Report from CNBC
In Brief – The European Commission has announced a new Digital Services Act (DSA) investigation of X and its integration of AI chatbot Grok with functionality that allowed users to create and post realistic manipulated images that could include depictions of women, and sometime children, in revealing clothing and sexualized poses. The largest platforms, including X, face the strictest DSA obligations and are regulated directly by the European Commission. They will examine whether X diligently undertook to assess and mitigate risks related to the creation and dissemination of content by Grok that was illegal and would have negative effects in relation to gender-based violence, risks that the Commission said appear to have materialized. Following widespread complaints in markets globally that kicked up in early January, the company put in place safeguards to prevent Grok on X from editing images of real people into revealing clothing, although the capability was reportedly still useable on the stand-alone chatbot. The Commission also said that it is extending their ongoing DSA investigation into X’s recommendation algorithms that began in 2023.

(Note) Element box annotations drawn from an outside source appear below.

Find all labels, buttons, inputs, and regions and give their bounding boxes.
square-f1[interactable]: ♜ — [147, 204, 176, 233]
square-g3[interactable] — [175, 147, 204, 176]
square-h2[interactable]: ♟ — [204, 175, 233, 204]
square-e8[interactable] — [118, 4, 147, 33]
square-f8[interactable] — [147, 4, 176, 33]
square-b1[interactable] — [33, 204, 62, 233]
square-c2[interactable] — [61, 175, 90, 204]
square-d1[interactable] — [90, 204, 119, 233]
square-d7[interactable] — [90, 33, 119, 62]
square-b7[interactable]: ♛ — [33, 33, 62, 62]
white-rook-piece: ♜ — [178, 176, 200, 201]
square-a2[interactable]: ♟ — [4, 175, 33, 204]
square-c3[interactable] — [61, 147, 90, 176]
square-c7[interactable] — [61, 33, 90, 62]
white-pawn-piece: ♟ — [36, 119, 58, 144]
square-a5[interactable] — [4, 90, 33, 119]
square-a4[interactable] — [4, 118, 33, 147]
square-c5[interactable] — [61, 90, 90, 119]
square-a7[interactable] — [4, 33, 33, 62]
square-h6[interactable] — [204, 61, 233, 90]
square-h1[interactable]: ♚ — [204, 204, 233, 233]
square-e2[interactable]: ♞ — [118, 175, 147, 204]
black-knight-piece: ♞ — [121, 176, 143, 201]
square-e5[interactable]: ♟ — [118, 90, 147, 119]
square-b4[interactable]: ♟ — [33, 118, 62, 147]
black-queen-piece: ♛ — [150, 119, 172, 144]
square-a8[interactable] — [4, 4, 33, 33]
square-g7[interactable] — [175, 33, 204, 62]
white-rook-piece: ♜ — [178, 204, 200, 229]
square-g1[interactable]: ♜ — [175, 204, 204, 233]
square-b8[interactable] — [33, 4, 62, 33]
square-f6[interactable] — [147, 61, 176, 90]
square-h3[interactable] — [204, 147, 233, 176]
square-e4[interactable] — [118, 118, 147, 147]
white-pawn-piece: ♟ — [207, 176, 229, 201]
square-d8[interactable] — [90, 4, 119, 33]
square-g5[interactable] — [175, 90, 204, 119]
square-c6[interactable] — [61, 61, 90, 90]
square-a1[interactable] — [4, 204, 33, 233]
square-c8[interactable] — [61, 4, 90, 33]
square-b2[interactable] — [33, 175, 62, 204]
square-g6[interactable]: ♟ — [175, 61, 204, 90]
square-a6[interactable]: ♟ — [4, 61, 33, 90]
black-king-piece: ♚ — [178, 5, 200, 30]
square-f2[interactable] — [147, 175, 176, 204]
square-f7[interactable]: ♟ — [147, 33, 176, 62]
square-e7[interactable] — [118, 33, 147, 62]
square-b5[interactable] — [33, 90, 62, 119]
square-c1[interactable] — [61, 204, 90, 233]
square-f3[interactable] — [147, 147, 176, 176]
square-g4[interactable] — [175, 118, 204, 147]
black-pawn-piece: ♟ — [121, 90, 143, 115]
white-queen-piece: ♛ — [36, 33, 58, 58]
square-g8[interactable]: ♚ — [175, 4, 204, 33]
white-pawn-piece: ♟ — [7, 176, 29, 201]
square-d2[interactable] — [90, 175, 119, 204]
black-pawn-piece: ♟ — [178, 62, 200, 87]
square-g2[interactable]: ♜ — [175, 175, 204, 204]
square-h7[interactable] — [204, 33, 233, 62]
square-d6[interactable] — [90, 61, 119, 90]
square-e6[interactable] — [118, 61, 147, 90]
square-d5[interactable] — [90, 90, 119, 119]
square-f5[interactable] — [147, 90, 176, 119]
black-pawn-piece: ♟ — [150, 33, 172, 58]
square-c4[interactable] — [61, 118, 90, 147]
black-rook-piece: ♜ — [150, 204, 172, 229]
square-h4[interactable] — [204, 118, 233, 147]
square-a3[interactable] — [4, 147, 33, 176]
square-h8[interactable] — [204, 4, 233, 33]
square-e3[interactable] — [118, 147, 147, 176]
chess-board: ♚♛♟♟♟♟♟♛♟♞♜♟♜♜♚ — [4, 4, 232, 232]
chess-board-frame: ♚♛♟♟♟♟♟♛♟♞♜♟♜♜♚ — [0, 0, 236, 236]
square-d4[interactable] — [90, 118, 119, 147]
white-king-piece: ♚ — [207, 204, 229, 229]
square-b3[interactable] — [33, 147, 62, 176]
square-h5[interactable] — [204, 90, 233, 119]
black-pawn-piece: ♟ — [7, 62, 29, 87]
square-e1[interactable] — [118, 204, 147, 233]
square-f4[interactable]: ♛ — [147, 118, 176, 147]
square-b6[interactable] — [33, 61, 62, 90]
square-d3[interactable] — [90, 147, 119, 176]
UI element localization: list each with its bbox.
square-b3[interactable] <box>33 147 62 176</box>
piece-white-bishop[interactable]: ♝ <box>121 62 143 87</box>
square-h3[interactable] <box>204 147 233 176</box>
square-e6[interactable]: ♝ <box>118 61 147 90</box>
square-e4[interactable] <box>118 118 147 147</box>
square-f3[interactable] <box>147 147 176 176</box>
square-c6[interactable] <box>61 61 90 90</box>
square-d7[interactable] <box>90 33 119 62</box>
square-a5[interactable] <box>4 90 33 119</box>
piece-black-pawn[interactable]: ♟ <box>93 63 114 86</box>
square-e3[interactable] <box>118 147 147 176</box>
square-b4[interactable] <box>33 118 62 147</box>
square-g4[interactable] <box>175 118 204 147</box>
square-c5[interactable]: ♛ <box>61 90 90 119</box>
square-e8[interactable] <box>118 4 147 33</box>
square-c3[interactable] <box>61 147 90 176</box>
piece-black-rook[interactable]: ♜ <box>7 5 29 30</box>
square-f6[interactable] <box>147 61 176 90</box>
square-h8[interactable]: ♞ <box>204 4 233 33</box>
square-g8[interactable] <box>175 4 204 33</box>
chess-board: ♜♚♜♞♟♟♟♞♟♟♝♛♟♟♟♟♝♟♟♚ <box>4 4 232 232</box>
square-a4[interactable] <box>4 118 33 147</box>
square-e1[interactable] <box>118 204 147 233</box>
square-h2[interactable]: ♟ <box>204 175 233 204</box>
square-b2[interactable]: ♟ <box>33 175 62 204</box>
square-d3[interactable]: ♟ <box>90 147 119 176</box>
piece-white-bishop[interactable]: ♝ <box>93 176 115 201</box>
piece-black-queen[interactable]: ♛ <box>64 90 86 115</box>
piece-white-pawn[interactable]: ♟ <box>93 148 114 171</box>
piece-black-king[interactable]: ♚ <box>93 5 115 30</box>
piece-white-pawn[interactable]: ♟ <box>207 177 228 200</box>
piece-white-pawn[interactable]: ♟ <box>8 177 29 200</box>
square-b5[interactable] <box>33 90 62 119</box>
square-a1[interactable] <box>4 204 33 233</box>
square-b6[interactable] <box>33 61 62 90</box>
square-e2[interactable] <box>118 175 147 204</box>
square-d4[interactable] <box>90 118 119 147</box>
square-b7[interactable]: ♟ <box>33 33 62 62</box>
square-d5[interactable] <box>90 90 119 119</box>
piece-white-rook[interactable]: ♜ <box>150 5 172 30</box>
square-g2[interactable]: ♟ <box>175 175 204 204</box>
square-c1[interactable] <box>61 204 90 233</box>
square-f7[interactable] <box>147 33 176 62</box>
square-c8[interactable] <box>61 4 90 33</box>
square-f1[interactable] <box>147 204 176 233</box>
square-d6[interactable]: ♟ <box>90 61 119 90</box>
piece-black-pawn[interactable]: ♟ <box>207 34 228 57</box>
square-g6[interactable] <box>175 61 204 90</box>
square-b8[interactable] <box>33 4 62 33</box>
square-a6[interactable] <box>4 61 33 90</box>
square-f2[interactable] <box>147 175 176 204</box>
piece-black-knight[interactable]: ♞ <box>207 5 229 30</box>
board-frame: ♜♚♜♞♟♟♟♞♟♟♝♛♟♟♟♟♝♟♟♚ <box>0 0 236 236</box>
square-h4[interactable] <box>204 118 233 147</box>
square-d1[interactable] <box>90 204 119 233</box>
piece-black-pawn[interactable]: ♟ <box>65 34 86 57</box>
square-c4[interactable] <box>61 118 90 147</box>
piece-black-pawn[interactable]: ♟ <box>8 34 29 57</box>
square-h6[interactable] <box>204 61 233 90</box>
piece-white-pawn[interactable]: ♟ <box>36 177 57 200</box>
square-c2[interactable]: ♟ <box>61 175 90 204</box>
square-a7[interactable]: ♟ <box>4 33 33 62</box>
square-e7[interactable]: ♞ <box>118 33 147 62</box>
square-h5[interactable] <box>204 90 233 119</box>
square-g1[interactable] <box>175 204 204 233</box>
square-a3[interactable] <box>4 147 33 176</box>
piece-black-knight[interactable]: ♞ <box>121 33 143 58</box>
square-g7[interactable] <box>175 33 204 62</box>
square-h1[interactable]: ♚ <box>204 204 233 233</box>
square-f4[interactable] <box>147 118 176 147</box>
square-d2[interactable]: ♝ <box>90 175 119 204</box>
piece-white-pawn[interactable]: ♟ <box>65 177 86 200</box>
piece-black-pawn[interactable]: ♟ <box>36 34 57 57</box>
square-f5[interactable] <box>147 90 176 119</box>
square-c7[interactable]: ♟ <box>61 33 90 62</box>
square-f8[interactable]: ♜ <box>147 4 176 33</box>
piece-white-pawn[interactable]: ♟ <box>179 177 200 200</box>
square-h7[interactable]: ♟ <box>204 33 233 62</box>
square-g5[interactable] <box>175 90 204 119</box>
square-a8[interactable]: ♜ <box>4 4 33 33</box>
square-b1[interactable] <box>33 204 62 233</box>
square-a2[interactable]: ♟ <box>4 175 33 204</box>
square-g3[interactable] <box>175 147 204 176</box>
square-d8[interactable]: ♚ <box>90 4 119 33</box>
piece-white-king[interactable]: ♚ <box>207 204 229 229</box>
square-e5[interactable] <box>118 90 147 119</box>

Context – Some DSA critics have long argued that the law creates a framework for online censorship, but its creators have responded that it did not set online speech standards but only directed large platforms to establish and abide by standards and processes to assess and mitigate risks of objectionable content. No AI chatbots are currently regulated by the DSA, although some may be soon. It’s an open question how DSA regulators will address so-called AI “guardrails”. However, integrating a chatbot into a VLOP like X gives Commission digital regulators the chance to start an AI regulation process. And while AI guardrail regulation will be controversial, the most politically sensitive aspect of X’s DSA problems, at least from a US-EU bilateral perspective, remains the potential regulation of how the platform recommends controversial political content.